Lisez-vous le belge… à l’étranger ? - Katarzyna Marczewska

23.11.2023
Portrait Katarzyna Marczewska

C’est devenu une tradition : chaque année au mois de novembre, l’opération « Lisez-vous le belge ? » met en lumière les livres belges francophones à travers celleux qui les font et celleux qui les lisent.

Partenaires de cette grande opération, Passa Porta propose cette année d’interroger la destinée de la littérature belge à l’étranger. S’exporte-t-elle bien ? Quelle réputation pour quel succès ? Et surtout : quel.el.s auteur.ices belges ont la cote en traduction en ce moment ?

Nous avons posé la question à des traducteurices professionnel.le.s qui sont la voix de livres belges à l’étranger.
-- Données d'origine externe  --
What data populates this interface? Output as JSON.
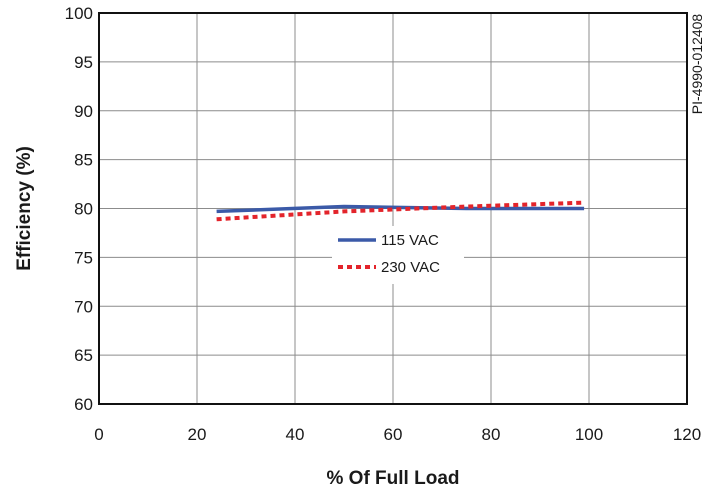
{
  "chart_data": {
    "type": "line",
    "xlabel": "% Of Full Load",
    "ylabel": "Efficiency (%)",
    "figure_id": "PI-4990-012408",
    "xlim": [
      0,
      120
    ],
    "ylim": [
      60,
      100
    ],
    "x_ticks": [
      0,
      20,
      40,
      60,
      80,
      100,
      120
    ],
    "y_ticks": [
      60,
      65,
      70,
      75,
      80,
      85,
      90,
      95,
      100
    ],
    "grid": true,
    "legend_position": "center",
    "series": [
      {
        "name": "115 VAC",
        "color": "#3b5aa8",
        "style": "solid",
        "x": [
          24,
          50,
          75,
          99
        ],
        "y": [
          79.7,
          80.2,
          80.0,
          80.0
        ]
      },
      {
        "name": "230 VAC",
        "color": "#e3242b",
        "style": "dotted",
        "x": [
          24,
          50,
          75,
          99
        ],
        "y": [
          78.9,
          79.7,
          80.2,
          80.6
        ]
      }
    ]
  }
}
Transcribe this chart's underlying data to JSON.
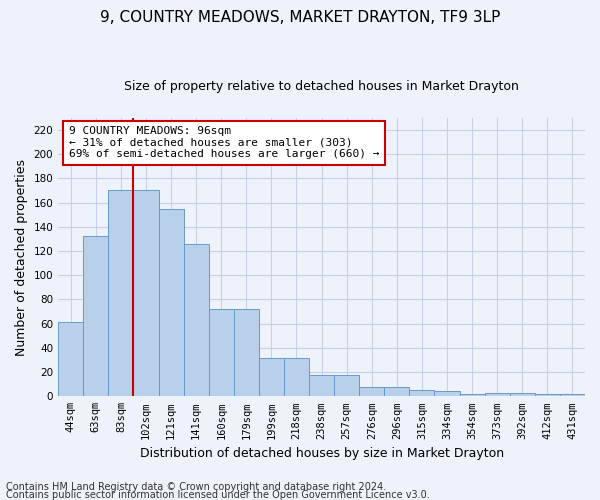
{
  "title": "9, COUNTRY MEADOWS, MARKET DRAYTON, TF9 3LP",
  "subtitle": "Size of property relative to detached houses in Market Drayton",
  "xlabel": "Distribution of detached houses by size in Market Drayton",
  "ylabel": "Number of detached properties",
  "categories": [
    "44sqm",
    "63sqm",
    "83sqm",
    "102sqm",
    "121sqm",
    "141sqm",
    "160sqm",
    "179sqm",
    "199sqm",
    "218sqm",
    "238sqm",
    "257sqm",
    "276sqm",
    "296sqm",
    "315sqm",
    "334sqm",
    "354sqm",
    "373sqm",
    "392sqm",
    "412sqm",
    "431sqm"
  ],
  "values": [
    61,
    132,
    170,
    170,
    155,
    126,
    72,
    72,
    32,
    32,
    18,
    18,
    8,
    8,
    5,
    4,
    2,
    3,
    3,
    2,
    2
  ],
  "bar_color": "#b8d0ea",
  "bar_edge_color": "#6699cc",
  "vline_color": "#cc0000",
  "vline_x": 2.5,
  "annotation_text": "9 COUNTRY MEADOWS: 96sqm\n← 31% of detached houses are smaller (303)\n69% of semi-detached houses are larger (660) →",
  "annotation_box_color": "#ffffff",
  "annotation_box_edge": "#cc0000",
  "ylim": [
    0,
    230
  ],
  "yticks": [
    0,
    20,
    40,
    60,
    80,
    100,
    120,
    140,
    160,
    180,
    200,
    220
  ],
  "footer1": "Contains HM Land Registry data © Crown copyright and database right 2024.",
  "footer2": "Contains public sector information licensed under the Open Government Licence v3.0.",
  "background_color": "#eef2fb",
  "grid_color": "#c8cfe8",
  "title_fontsize": 11,
  "subtitle_fontsize": 9,
  "axis_label_fontsize": 9,
  "tick_fontsize": 7.5,
  "footer_fontsize": 7,
  "annotation_fontsize": 8
}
Trois traductrices et un traducteur résident.e.s récent.e.s de « Seneffe en août », notre résidence annuelle estivale d’écriture et de traduction. Un cadre inspirant et une retraite dans laquelle des traductrices et traducteurs des quatre coins du monde peuvent venir écrire. Pourvu qu’iels travaillent sur un titre d’un.e auteurice belge francophone. Nous avons demandé à quatre d’entre elleux de nous parler du livre belge qu’iels choisiraient entre tous.

Lisez-vous le belge à l’étranger ? Voici leurs réponses. Venues de Porto Alegre, Varsovie, Rio et Madrid.

Le choix de Katarzyna Marczewska : Congo Inc. De In Koli Jean Bofane (Actes Sud, 2014).

« Depuis je ne sais plus combien d’années, je suis abonnée au Carnet et les instants et je lis régulièrement tout ce qu’on y publie sur les nouveautés littéraires belges. Un jour, j’y ai lu un article sur Congo Inc. de In Koli Jean Bofane. Je terminais la traduction de L’Afrique fantôme de Michel Leiris, j’ai pensé au Coeur des ténèbres de Joseph Conrad, au journal de Gide, j’ai commandé le livre – et j’ai su que je voulais le traduire. Congo Inc. montre un tableau du « coeur des ténèbres » à l'époque de la mondialisation. C’est une sorte de Bildungsroman dont le héros est un Pygmée qui quitte la forêt natale pour tenter sa chance à Kinshasa, où il rêve de faire du business. À travers ses aventures, nous rencontrons des enfants de rue, d'ex-rebelles, des réfugiés, des soldats de l'ONU, des anthropologues, des hommes d'affaires chinois. Et leurs vies, leurs trajets individuels dessinent l'histoire du Congo écrite non pas par un Occidental, mais par quelqu’un qui la voit de l’intérieur, car l’auteur est né au Congo, encore belge à l’époque. C’est un livre équivoque où les victimes deviennent des bourreaux à leur tour, un livre cruel où la vertu n'est pas récompensée, un livre qui ne laisse pas d’illusions sur le sort des héros – seul l'humour de l'auteur peut sauver le lecteur du désespoir. Mais cet humour, et l'action qui prend tout le temps des tours imprévisibles, font lire ce roman d'un seul trait. Il paraîtra en Pologne en décembre.”

Katarzyna Marczewska
Varsovie, octobre 2023

Katarzyna Marczewska (Pologne) était cette année en résidence à « Seneffe en août » pour écrire sa traduction de Moi qui n’ai pas connu les hommes de Jacqueline Harpman (Stock/Livre de Poche).